Deployment and access
Evals and benchmarks are released under the MIT license; safeguard models are released under the corresponding Llama Community licenses (Llama 2, Llama 3, or Llama 3.2 depending on the component). Models are available on Hugging Face under the meta-Llama organization. Integration resources are available in the Llama-recipes GitHub repository as part of the Llama reference system.
Limitations
Meta states "we believe these tools will reduce the frequency of LLMs suggesting insecure AI-generated code," but does not quantify the reduction or provide controlled before/after data.
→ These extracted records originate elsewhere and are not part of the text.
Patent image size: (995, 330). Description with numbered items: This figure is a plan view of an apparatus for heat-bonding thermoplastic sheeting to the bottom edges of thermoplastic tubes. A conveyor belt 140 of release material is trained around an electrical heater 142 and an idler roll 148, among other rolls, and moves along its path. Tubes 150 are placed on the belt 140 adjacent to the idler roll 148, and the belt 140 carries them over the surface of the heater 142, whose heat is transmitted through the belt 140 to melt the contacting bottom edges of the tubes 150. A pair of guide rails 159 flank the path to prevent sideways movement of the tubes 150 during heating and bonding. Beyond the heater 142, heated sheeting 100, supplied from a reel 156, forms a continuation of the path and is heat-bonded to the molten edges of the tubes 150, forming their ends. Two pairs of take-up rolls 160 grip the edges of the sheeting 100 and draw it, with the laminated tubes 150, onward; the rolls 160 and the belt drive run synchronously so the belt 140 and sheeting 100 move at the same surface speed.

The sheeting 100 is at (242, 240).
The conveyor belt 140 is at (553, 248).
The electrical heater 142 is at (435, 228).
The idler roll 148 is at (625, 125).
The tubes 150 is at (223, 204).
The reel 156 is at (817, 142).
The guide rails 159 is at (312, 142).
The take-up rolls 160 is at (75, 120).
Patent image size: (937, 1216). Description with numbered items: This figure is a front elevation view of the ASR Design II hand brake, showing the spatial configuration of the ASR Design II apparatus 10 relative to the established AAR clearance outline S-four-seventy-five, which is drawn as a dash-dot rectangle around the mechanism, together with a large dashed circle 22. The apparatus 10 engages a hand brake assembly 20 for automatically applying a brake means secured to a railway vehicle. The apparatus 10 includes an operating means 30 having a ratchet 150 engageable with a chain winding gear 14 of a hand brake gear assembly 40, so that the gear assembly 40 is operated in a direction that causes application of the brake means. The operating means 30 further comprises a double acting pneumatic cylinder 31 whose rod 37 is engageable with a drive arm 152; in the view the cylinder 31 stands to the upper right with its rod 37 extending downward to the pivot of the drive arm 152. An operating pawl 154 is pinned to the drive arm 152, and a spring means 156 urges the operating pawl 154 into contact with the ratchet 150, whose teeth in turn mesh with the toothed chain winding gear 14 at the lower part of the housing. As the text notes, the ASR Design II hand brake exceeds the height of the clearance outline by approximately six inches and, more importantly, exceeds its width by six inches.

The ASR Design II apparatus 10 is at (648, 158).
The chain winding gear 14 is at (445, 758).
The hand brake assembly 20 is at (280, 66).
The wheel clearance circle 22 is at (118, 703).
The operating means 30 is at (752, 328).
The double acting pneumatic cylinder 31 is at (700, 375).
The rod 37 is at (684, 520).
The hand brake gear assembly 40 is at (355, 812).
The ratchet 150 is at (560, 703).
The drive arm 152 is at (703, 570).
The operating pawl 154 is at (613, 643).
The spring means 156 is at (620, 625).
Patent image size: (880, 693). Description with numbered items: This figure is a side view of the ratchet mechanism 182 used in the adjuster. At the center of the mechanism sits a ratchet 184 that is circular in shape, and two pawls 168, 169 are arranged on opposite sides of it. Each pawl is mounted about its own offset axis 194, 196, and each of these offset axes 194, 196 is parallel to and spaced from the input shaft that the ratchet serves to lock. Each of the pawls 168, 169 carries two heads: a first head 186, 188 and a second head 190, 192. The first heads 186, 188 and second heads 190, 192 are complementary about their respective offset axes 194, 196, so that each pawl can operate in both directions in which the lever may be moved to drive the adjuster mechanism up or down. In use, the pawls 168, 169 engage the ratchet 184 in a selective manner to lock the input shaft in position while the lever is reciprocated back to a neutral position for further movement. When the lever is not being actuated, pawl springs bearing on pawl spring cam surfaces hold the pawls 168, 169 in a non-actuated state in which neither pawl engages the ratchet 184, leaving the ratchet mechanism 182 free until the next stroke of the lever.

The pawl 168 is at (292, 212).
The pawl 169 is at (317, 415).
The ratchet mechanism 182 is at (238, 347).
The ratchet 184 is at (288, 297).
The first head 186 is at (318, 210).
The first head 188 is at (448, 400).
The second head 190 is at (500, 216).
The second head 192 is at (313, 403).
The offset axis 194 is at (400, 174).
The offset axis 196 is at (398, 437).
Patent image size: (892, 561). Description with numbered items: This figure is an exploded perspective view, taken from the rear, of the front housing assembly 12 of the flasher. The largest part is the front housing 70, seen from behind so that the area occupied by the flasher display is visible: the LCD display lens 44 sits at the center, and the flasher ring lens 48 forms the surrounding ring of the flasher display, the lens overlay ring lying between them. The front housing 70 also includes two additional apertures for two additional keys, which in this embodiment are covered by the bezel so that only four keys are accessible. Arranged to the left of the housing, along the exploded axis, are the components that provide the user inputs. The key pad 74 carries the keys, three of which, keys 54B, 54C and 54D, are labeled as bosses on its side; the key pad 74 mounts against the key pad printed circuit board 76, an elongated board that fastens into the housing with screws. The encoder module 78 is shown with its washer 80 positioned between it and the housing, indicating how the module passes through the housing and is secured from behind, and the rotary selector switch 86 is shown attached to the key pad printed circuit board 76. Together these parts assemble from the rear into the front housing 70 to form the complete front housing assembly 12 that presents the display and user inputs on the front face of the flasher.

The document does not discuss false-positive or false-negative rates for Llama Guard or Prompt Guard. No limitations on coverage gaps, adversarial robustness, or non-English language performance are disclosed.
What's new
CyberSec Eval 3 is described as "newly released" and adds three test suites not present in prior versions: visual prompt injection, spear phishing capability, and autonomous offensive cyber operations. Llama Guard 3 extended prior Llama Guard versions with multimodal (vision) support, expanded language coverage, and a 128k context window. The document does not provide a dated changelog for earlier Purple Llama releases.